Elles sont quatre, tout droit venues de Hambourg. Virtuoses classiques, elles secouent le cocotier depuis près de quinze ans et leurs spectacles font un tabac. Au menu : Bach, Liszt, les tangos de Piazzolla, avec un peu de folk ou de la pop chinoise, tout ça mélangé et en version acrobatique. Un nouveau disque sous le bras, elles sont Salle Gaveau vendredi prochain. Nous les avons rencontrées.
Article rédigé par Lorenzo Ciavarini Azzi
France Télévisions - Rédaction Culture
Publié Mis à jour
Temps de lecture : 8min
Angelika Bachmann (violon et chant), Iris Siegfried (violon et chant), Soja Lena Schmid (violoncelle et chant) et Anne-Monika von Twardowski (piano et chant) forment le quatuor Salut Salon.
 (Thorsten Wingenfelder)

"Salut Salon", ce drôle de nom ne vous dira sûrement rien. Et pourtant, une de leurs vidéos a recueilli plus de 20 millions de vues sur YouTube. Et le phénomène risque de se propager encore.

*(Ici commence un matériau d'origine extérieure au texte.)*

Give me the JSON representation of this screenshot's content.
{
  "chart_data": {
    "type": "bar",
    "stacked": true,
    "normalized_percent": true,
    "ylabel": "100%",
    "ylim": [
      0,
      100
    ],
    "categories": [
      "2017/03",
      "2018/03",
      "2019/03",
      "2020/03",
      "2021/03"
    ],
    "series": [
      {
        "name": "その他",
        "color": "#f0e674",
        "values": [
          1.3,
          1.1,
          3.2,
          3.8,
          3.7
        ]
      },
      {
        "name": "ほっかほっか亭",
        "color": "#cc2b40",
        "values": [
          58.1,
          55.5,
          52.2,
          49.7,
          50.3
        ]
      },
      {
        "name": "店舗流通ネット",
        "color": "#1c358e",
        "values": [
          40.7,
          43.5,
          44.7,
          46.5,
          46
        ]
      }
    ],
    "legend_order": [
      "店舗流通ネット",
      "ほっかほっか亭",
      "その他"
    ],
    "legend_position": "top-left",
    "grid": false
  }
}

Le rire est contagieux. "Salut Salon" est un quatuor de musiciennes virtuoses : deux violonistes, une violoncelliste et une pianiste, parfois accompagnées… d'une marionnette. Signe particulier : ces filles s'amusent et leur terrain de jeu est un mélange de Bach, Liszt, Piazzolla, des chansons pop chinoises ou… de la folk finlandaise. Sur scène, les partitions prennent du relief, les notes bifurquent, les archets passent d'un violon à l'autre, la pianiste joue les bras croisés, et Vivaldi rencontre la musique de James Bond ! Difficile de résister.

L'humour est dans la musique

Pour comprendre ce phénomène, nous rencontrons deux des membres de Salut Salon, Angelika Bachmann et Anne-Monika von Twardowski de passage à Paris entre deux dates de tournée. La petite quarantaine, look décontracté, le regard malicieux. Elles ne font pas de chichi,  la parole est simple et directe, et le fou rire toujours à portée de main. Malgré le succès aujourd'hui immense, les quatre musiciennes ont eu largement le temps de ne pas prendre la grosse tête : le groupe est né il y a près de quatorze ans, à Hambourg, mais l'histoire commence à la petite enfance pour deux d'entre elles, Angelika et Iris. Copines de toujours, elles sont premier violon côte à côte dans des orchestres voisins et, désireuses de ne pas être seulement des virtuoses du classique, elles fréquentent, adolescentes, "Jour fixe", un rendez-vous mensuel de musiciens, acteurs et écrivains. Ça s'appelait alors un "salon", ce qui explique une partie de leur nom bizarre. L'autre partie de "Salut Salon" vient de leur admiration pour la pièce d'Edward Elgar, "Salut l'amour" : ça, c'est leur côté mélomane et connaisseur. Car l'essence de leur jeu vient d'abord de ça, de ce répertoire classique qu'elles ont appris dans les règles de l'art au conservatoire.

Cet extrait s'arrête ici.